Le premier œil que j’ouvre est celui de mon ventre. À travers lui, j’observe le ciel exempt de nuage qui commence à s’éclaircir. Je ne sais quoi penser de ce parasite, maintenant que je sais d’où il sort. Je m’assois en ouvrant les paupières et en laissant ma propre perception des choses parvenir à mon cerveau. Jésus, ronfle sur le dos, l’œil droit tuméfié indiquant que ce n’est pas aujourd’hui qu’il pourra voir à quoi je ressemble. Martine qui l’observe avec compassion et inquiétude tourne la tête vers moi. Elle me paraît vieille et déprimée.

— Il va s’en remettre, dis-je.

— Je sais, je sais… Toi ça va ? Tu as dormi ?

Je secoue la tête. Je ne parviens pas à me faire un avis, ni sur ce que j’ai vécu, ni sur ma décision d’aller à la Cité Pieuse. J’ai envie de retourner au Païen, de danser, d’oublier cette parenthèse surréaliste, de rentrer chez moi. Peut-être mon cerveau n’est-il pas conçu pour vivre tout ça. Je confie :

— Je rêve de m’endormir et de me réveiller chez-moi.

Elle me dit :

— J’ai longtemps espéré ça. Me retrouver dans mon lit, réveillée par les cris de mes garçons. Prendre mon petit-déjeuner avec mon mari, savourer un bon thé avec Milène Farmer en fond sonore.

Elle sourit à ce mélange de souvenirs et d’envie.

— Ce n’est pas ma came, confié-je. Ni les enfants, ni le thé, ni Milène Farmer… Mais en l’occurrence, entendre Milène Farmer ça me ferait plaisir. Même entendre du Jul, ça me ferait plaisir.

— Je ne connais pas.

— Tu n’as rien manqué.

— Vous êtes obligées de caqueter si tôt ? grommèle Jésus.

— Désolée mon chéri, s’enflamme Martine.

Elle l’embrasse sur le front, et il sourit à cette douceur. Il se redresse, se frotte les mains et questionne avec enthousiasme :

— Qu’est-ce qu’on mange ?

Martine a un mouvement de surprise, peu habituée aux sursauts de bonne humeur de l’Estropié.
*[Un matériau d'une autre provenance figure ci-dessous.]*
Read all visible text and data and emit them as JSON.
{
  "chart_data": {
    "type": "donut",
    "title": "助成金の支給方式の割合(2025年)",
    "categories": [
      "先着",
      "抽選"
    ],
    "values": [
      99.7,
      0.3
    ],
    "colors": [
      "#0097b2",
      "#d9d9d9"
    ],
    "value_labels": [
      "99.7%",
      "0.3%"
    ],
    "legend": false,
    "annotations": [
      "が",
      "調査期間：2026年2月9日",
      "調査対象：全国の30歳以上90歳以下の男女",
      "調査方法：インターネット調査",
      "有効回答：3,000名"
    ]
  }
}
— Ça va mieux, on dirait. Tu n’as plus mal ?

— Si, un mal de chien, mais c’est une douleur enthousiasmante. Ça veut dire que je vais bientôt voir ton visage.

Martine s’attendrit. Je me lève, puis observe les deux jumeaux couchés sur le dos. D’une voix douce, je leur fredonne :

— Debout les gars, réveillez-vous, il va falloir en mettre un coup.

Martine, prend la suite :

— Debout les gars, réveillez-vous, on va au bout du monde.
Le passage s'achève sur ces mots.